Apple has relabeled the formerly “free” apps with the label “get,” which still allows consumers to download them but clarifies that they are not necessarily free for all functions and options.

Cisco Systems officials spent much of the past week quickly ramping up the company’s collaboration abilities. The company unveiled everything from a new mobile app designed to make it easier in these days of greater worker mobility for workers to meet to a new room-based TelePresence system that is powerful yet energy-efficient.

Cisco also partnered with carrier AT&T to bring a cloud-based collaboration service that gives business users an avenue for connecting with colleagues, partners or customers wherever they are and on whatever device they’re using.

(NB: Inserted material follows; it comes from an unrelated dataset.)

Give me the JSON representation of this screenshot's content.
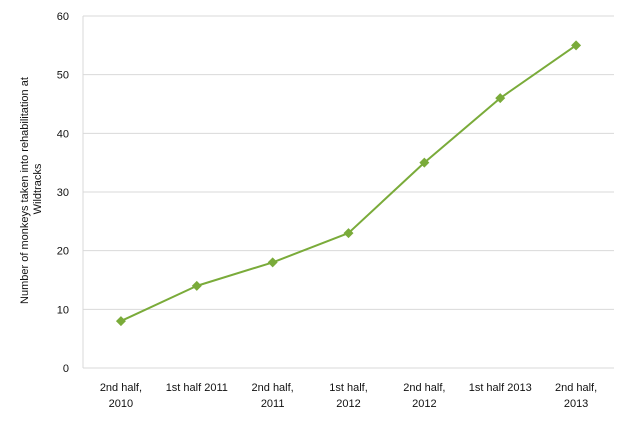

IBM announced that it has patented the design for a data privacy engine that can help businesses protect personal data as it is transferred between countries, including across private clouds. The engine enables enterprises to aggregate international and organizational requirements for data transfers and apply them to individual projects. This allows organizations to see what restrictions have been put in place for different types of protected information when transferring it between two countries, including data stored in a private cloud.

The nation’s top security administrator recently told a congressional committee that China has been identified as a key international player that has the cyber power to take down the U.S. power grid section by section if it chooses to do so.

Admiral Michael S. Rogers, chief of the U.S. Cyber Command and Director of the National Security Agency, told committee members in testimony that hackers already have performed reconnaissance-type missions to determine how networks function and to find the weaknesses in them.